According to NHB in their website dedicated to heritage trails, the blue plaque is a reminder that the building is a marked historic site. Sites like this are "places of historical significance, for eg, important event or personality are being commemorated at the site to serve as reminders of our history". Spotted anything unusual about this site?
The interesting thing here is that no private residence has ever made it to the list; you will not see one in the list on the heritage trail website. The closest we have to a private residence would be 7 Adam Park commemorating, not the occupant of the black and white bungalow before the war, but the intense fighting between the British and invading Japanese forces - the event known as Battle of Adam Park.
Where personalities are concerned, no-one has ever been commemorated at his residence by a NHB blue plaque. There have been hopes that a great statesman like the father of modern Singapore would accede to the idea of turning his private residence into a museum after his passing, but such hopes are slim. I have blogged about how the authorities can do more to honour the legacy of the old guards. Indeed even if nobody does anything, we already have an informal heritage marker of sort for one old guard in Singapore.
Singapore pioneer artist Chen Wen Hsi in a doctorate gown (source). This could have been taken when he was conferred the Doctor of Letters, an honourary degree, by the then University of Singapore in 1975.

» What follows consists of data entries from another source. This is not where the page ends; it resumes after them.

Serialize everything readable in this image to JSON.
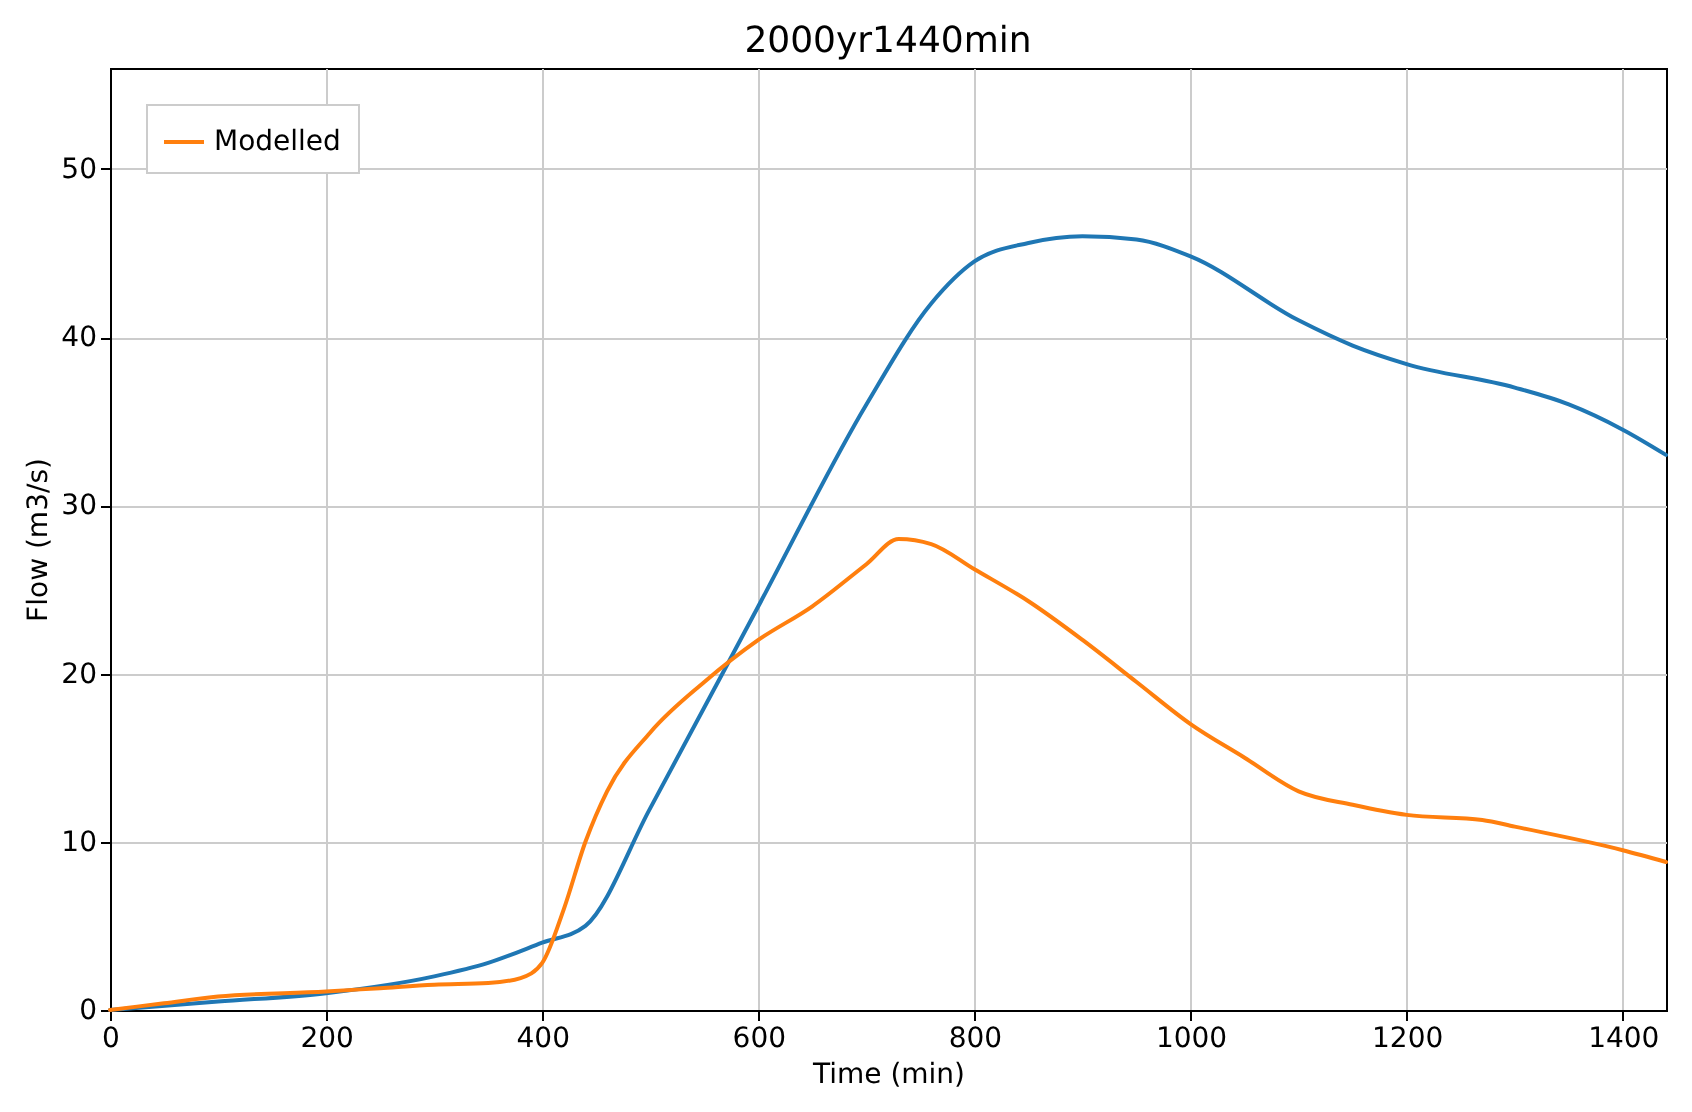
{
  "chart_data": {
    "type": "line",
    "title": "2000yr1440min",
    "xlabel": "Time (min)",
    "ylabel": "Flow (m3/s)",
    "xlim": [
      0,
      1440
    ],
    "xticks": [
      0,
      200,
      400,
      600,
      800,
      1000,
      1200,
      1400
    ],
    "ylim": [
      0,
      56
    ],
    "yticks": [
      0,
      10,
      20,
      30,
      40,
      50
    ],
    "grid": true,
    "legend": "top left",
    "marker": "none",
    "line_style": "solid",
    "series": [
      {
        "color": "#1f77b4",
        "x": [
          0,
          100,
          200,
          300,
          350,
          400,
          440,
          500,
          600,
          700,
          760,
          800,
          850,
          900,
          950,
          1000,
          1100,
          1150,
          1200,
          1300,
          1350,
          1400,
          1440
        ],
        "values": [
          0,
          0.5,
          1,
          2,
          2.8,
          4,
          5,
          12,
          24,
          36,
          42,
          44.5,
          45.6,
          46,
          45.8,
          44.8,
          41,
          39.5,
          38.4,
          37,
          36,
          34.5,
          33
        ]
      },
      {
        "name": "Modelled",
        "color": "#ff7f0e",
        "x": [
          0,
          50,
          100,
          200,
          250,
          300,
          350,
          380,
          400,
          420,
          440,
          460,
          500,
          550,
          600,
          650,
          700,
          730,
          760,
          800,
          850,
          900,
          950,
          1000,
          1050,
          1100,
          1150,
          1200,
          1270,
          1300,
          1400,
          1440
        ],
        "values": [
          0,
          0.4,
          0.8,
          1.1,
          1.3,
          1.5,
          1.6,
          1.9,
          2.8,
          6,
          10,
          13,
          16.5,
          19.5,
          22,
          24,
          26.5,
          28,
          27.7,
          26.2,
          24.3,
          22,
          19.5,
          17,
          15,
          13,
          12.2,
          11.6,
          11.3,
          10.9,
          9.5,
          8.8
        ]
      }
    ]
  }
}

Why then is an artist the first to be commemorated with a heritage plaque at his former residence when even economic and social architects have not had the honour? By this, I am in no way implying the artist is insignificant; I have actually read about Chen Wen Hsi (陈文希) in my secondary school Art textbook together with other 'Nanyang' artists like Liu Kang and Georgette Chen. I was delighted to know later from reading Pei Yun's post on Chen Wen Hsi that she too studied about the artist in her Art textbook.
My guess is that it was more of an event than the personality that is being commemorated at the former residence. Here is something you may not learn from art books on Chen Wen Hsi - the secret of the attic in his former residence at 7 Kingsmead Road. I believe it was the chance discovery of the secret that precipitated the erection of the plaque. This is hinted rather obliquely in the heritage trail website on Chen Wen Hsi. Under the 'Did You Know' section, of an 'Amazing Discovery':
"An extraordinary find of more than thirty oil paintings by late pioneer artist Chen Went His [sic] were uncovered in the attic of his former residence during renovation works."
(My goodness, NHB could not even get the late artist's name correct and the mistake has not been spotted?)
The historic site of the former residence of Chen Wen Hsi marked on SLA map, near the junction of Kingsmead and Victoria Park roads.
The proverbial van Gogh in the attic rings true for the new owners of 7 Kingsmead Road in 1999. Chen had passed away in 1991. In October 1998 Greg and Seow Joo Mee bought the residence and unknown to them, the house had an attic. The attic and cache of more than thirty oil paintings were discovered in March 1999 by accident when they went to check on the roof condition. Do read articles in the 17 March 1999 copy of the Straits Times on reports of the discovery, if you are interested.
So there you go, one probable reason why NHB put up a blue plaque on the former residence of our pioneer artist!
7 Kingsmead Road with the blue plaque on the fence wall. This former residence of artist Chen Wen Hsi has a secret attic and the attic contains a secret. Where do you think is the attic in this photo?